Prime considerazioni sul principio di legittimità
Il principio di legittimità permette di qualificare il diritto come espressione di razionalità. Ricerchiamo la ratio della norma nella sua applicazione concreta, risaliamo allo spirito del sistema per accedere al senso ampio che il diritto esprime, immaginiamo qualcosa di ulteriore per arrivare al senso del diritto. Centrale è la rappresentazione di Kelsen, che propone il concetto di Grundnorm come fondamento del sistema giuridico stabile.

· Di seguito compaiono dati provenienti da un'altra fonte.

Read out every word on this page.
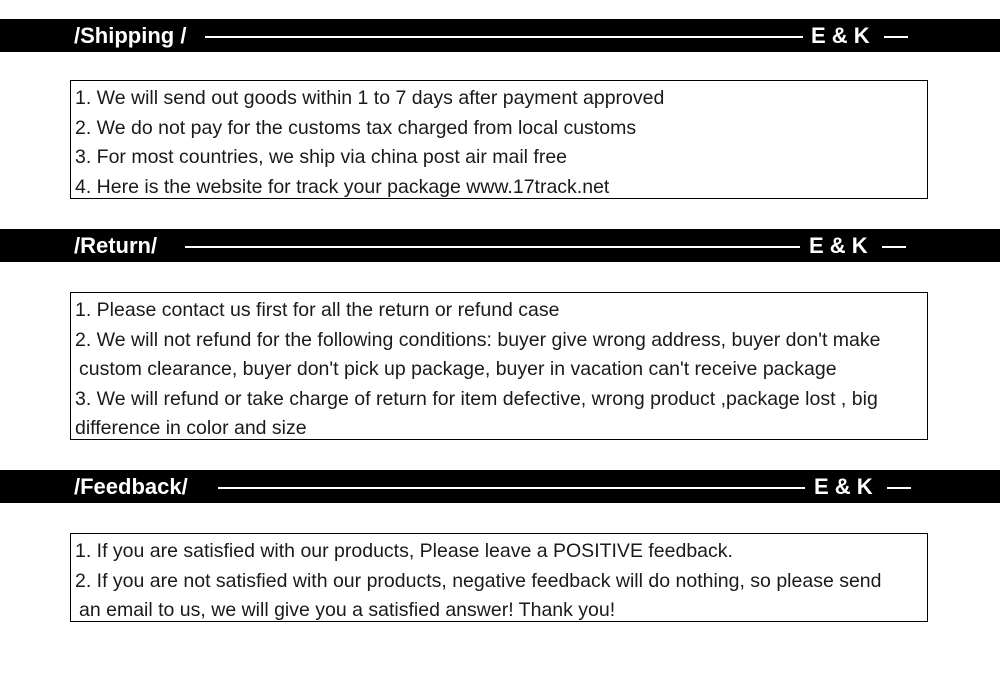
/Shipping /	E & K
1. We will send out goods within 1 to 7 days after payment approved
2. We do not pay for the customs tax charged from local customs
3. For most countries, we ship via china post air mail free
4. Here is the website for track your package www.17track.net
/Return/	E & K
1. Please contact us first for all the return or refund case
2. We will not refund for the following conditions: buyer give wrong address, buyer don't make
custom clearance, buyer don't pick up package, buyer in vacation can't receive package
3. We will refund or take charge of return for item defective, wrong product ,package lost , big
difference in color and size
/Feedback/	E & K
1. If you are satisfied with our products, Please leave a POSITIVE feedback.
2. If you are not satisfied with our products, negative feedback will do nothing, so please send
an email to us, we will give you a satisfied answer! Thank you!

Il sistema giuridico va concepito come un insieme di norme messe in modo piramidale tra loro e, partendo da livello più basso, si sale a quello più alto per ricercare la legittimità del provvedimento normativo. La Grundnorm deve essere presupposta affinché l’intero sistema possa reggersi e organizzarsi ordinatamente. Dobbiamo presumere che essa esista per dare validità all’ordinamento. Ci si può accordare su tutto, ma l’accordo non deve entrare in conflitto con norme di rango superiore.

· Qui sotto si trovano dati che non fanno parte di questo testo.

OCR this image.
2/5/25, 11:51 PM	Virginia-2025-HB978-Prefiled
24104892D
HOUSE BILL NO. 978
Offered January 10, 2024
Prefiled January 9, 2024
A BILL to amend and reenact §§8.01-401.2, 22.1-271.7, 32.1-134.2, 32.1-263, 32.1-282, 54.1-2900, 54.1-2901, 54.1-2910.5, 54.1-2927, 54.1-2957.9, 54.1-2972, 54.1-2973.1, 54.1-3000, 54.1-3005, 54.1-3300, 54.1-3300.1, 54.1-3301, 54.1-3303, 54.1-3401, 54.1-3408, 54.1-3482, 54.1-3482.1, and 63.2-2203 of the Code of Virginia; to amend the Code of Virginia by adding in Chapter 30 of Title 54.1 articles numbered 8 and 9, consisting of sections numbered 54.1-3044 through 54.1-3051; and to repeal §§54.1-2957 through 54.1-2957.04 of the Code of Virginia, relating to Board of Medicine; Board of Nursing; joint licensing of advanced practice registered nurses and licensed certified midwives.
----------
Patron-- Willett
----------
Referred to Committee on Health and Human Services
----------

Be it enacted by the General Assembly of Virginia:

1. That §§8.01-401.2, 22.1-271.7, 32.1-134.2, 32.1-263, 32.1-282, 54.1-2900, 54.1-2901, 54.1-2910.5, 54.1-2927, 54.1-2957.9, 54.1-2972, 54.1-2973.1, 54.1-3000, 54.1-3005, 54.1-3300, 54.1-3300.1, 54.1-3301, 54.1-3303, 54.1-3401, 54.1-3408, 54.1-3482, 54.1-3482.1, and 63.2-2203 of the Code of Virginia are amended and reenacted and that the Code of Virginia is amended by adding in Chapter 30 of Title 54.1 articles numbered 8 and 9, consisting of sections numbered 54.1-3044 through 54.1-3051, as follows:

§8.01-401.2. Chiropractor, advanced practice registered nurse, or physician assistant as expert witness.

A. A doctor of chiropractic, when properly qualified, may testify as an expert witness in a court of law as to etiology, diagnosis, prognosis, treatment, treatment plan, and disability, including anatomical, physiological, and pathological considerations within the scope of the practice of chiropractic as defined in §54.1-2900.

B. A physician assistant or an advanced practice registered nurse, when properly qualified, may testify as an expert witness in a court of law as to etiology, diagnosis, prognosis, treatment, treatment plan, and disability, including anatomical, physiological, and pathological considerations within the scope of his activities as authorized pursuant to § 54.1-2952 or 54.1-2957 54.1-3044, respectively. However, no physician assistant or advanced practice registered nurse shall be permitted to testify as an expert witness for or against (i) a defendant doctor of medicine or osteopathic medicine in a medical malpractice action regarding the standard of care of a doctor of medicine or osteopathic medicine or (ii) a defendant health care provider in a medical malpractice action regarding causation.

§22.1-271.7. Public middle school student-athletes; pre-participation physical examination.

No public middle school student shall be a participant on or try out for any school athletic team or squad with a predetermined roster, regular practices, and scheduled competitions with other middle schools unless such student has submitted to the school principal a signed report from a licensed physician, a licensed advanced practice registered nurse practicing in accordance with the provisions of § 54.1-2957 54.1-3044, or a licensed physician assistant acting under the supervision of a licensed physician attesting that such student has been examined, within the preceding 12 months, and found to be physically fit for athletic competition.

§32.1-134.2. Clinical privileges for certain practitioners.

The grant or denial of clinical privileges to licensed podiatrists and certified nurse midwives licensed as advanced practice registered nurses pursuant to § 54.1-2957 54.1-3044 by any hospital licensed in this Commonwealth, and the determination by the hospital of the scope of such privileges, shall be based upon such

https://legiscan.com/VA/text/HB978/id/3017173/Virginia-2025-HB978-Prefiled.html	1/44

Ma dove trova il fondamento la costituzione? Lo trova nella Grundnorm, che non è data ma presupposta (a suo proposito non sappiamo dire nulla, è come se fosse qualcosa di trascendente). La Grundnorm trova garanzia della sua effettività nel fatto che viene rispettata. Bobbio la definisce come una “norma strana” perché “invocata per dare fondamento al potere, di cui poi ha essa stessa bisogno per essere fondata”.
La questione del fondamento serve per creare un limite all’arbitrio. La capacità del diritto di realizzare la giustizia diventa la traduzione della razionalità come fondamento. C’è la necessità di rivolgersi a metaregole (qualcosa di ulteriore da cui il diritto trae titolo).

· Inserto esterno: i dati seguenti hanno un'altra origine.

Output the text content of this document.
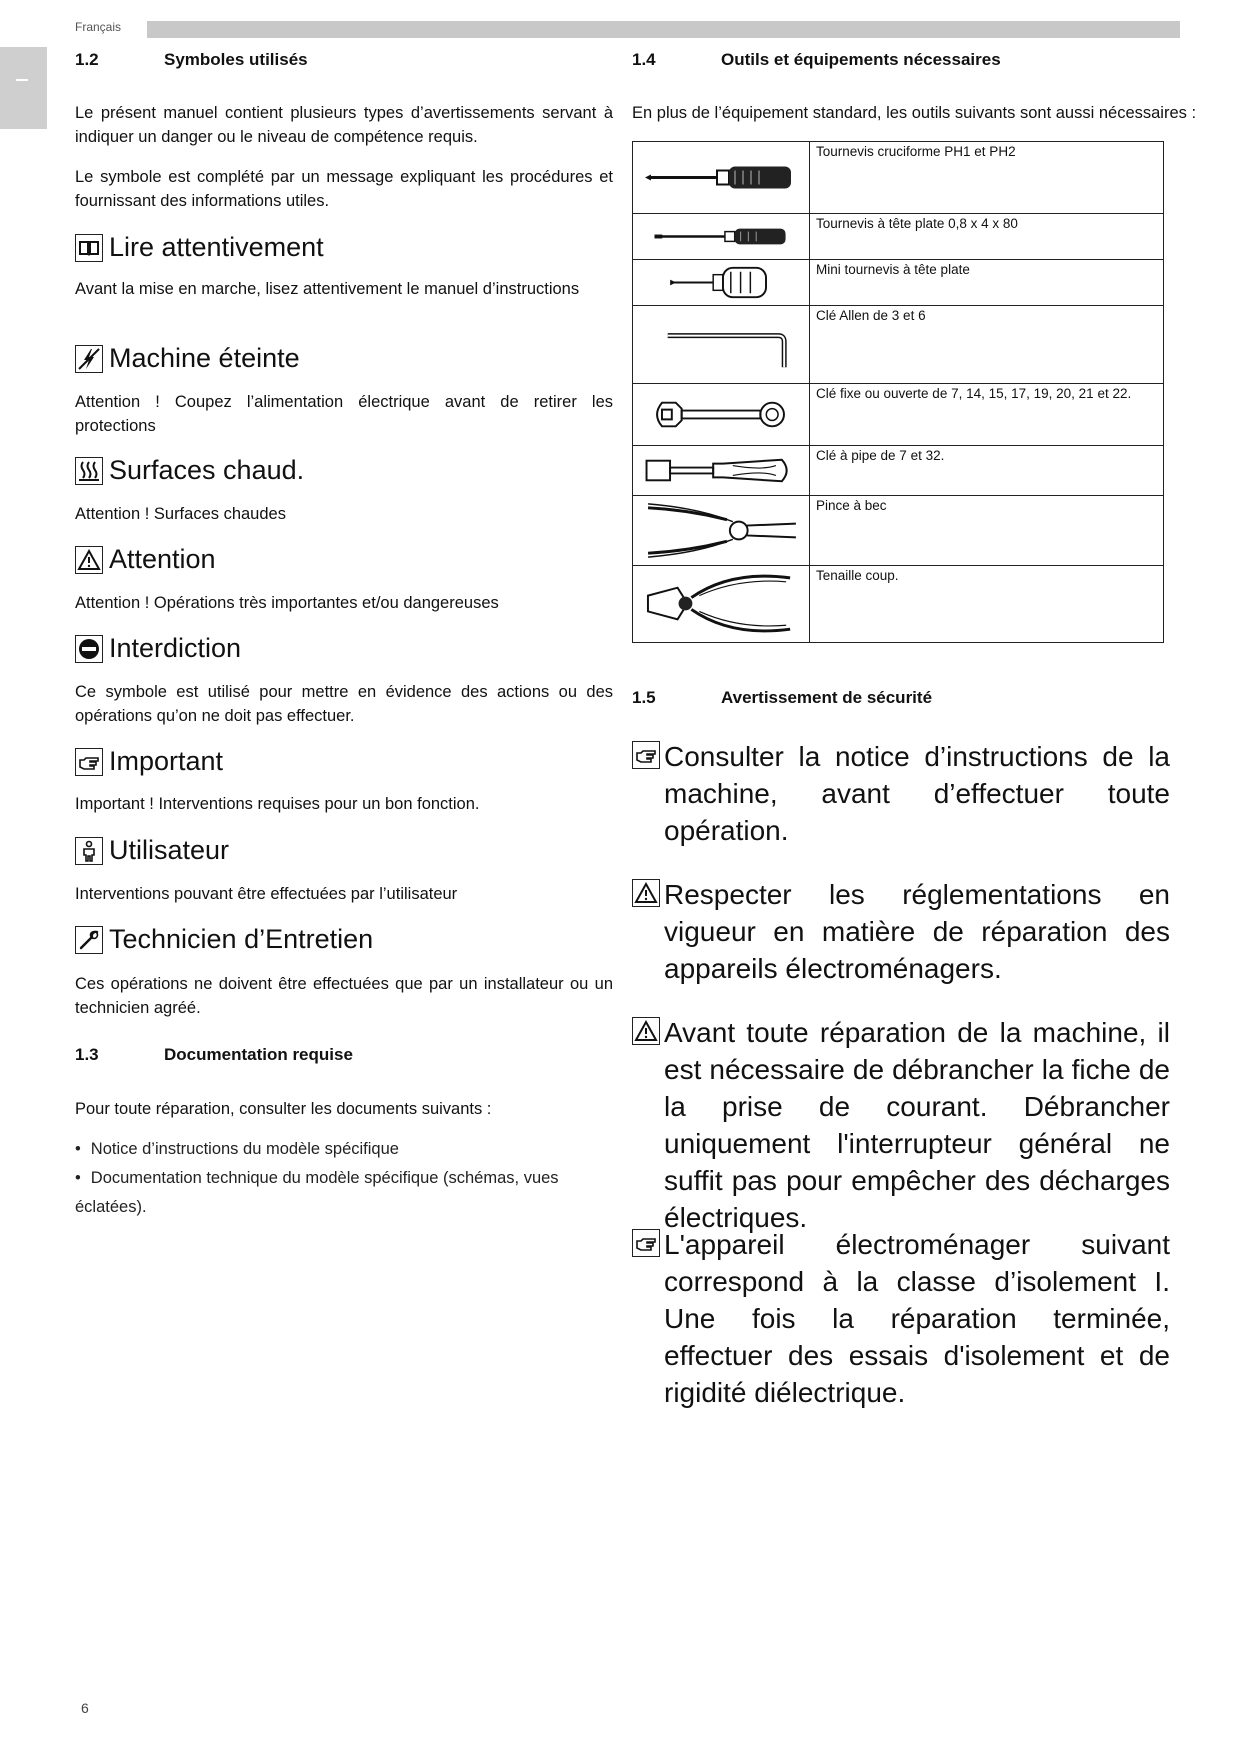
Français
1.2	Symboles utilisés
Le présent manuel contient plusieurs types d’avertissements servant à indiquer un danger ou le niveau de compétence requis.
Le symbole est complété par un message expliquant les procédures et fournissant des informations utiles.
Lire attentivement
Avant la mise en marche, lisez attentivement le manuel d’instructions
Machine éteinte
Attention ! Coupez l’alimentation électrique avant de retirer les protections
Surfaces chaud.
Attention ! Surfaces chaudes
Attention
Attention ! Opérations très importantes et/ou dangereuses
Interdiction
Ce symbole est utilisé pour mettre en évidence des actions ou des opérations qu’on ne doit pas effectuer.
Important
Important ! Interventions requises pour un bon fonction.
Utilisateur
Interventions pouvant être effectuées par l’utilisateur
Technicien d’Entretien
Ces opérations ne doivent être effectuées que par un installateur ou un technicien agréé.
1.3	Documentation requise
Pour toute réparation, consulter les documents suivants :
• Notice d’instructions du modèle spécifique
• Documentation technique du modèle spécifique (schémas, vues éclatées).
1.4	Outils et équipements nécessaires
En plus de l’équipement standard, les outils suivants sont aussi nécessaires :
Tournevis cruciforme PH1 et PH2
Tournevis à tête plate 0,8 x 4 x 80
Mini tournevis à tête plate
Clé Allen de 3 et 6
Clé fixe ou ouverte de 7, 14, 15, 17, 19, 20, 21 et 22.
Clé à pipe de 7 et 32.
Pince à bec
Tenaille coup.
1.5	Avertissement de sécurité
Consulter la notice d’instructions de la machine, avant d’effectuer toute opération.
Respecter les réglementations en vigueur en matière de réparation des appareils électroménagers.
Avant toute réparation de la machine, il est nécessaire de débrancher la fiche de la prise de courant. Débrancher uniquement l'interrupteur général ne suffit pas pour empêcher des décharges électriques.
L'appareil électroménager suivant correspond à la classe d’isolement I. Une fois la réparation terminée, effectuer des essais d'isolement et de rigidité diélectrique.
6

Il problema della questione del fondamento è di fornire al diritto una legittimazione (porre istanza superiore a cui ricondurre il senso del diritto). Si impone, così, il riferimento all’idea di giustizia, che è il criterio tramite cui fare la valutazione e alla qualificazione della forza. La forza rinvia a struttura con cui pensiamo il diritto (il dover essere), deve imporsi e quindi realizzarsi. Cosa distingue forza da violenza? Come escludere la violenza dal diritto?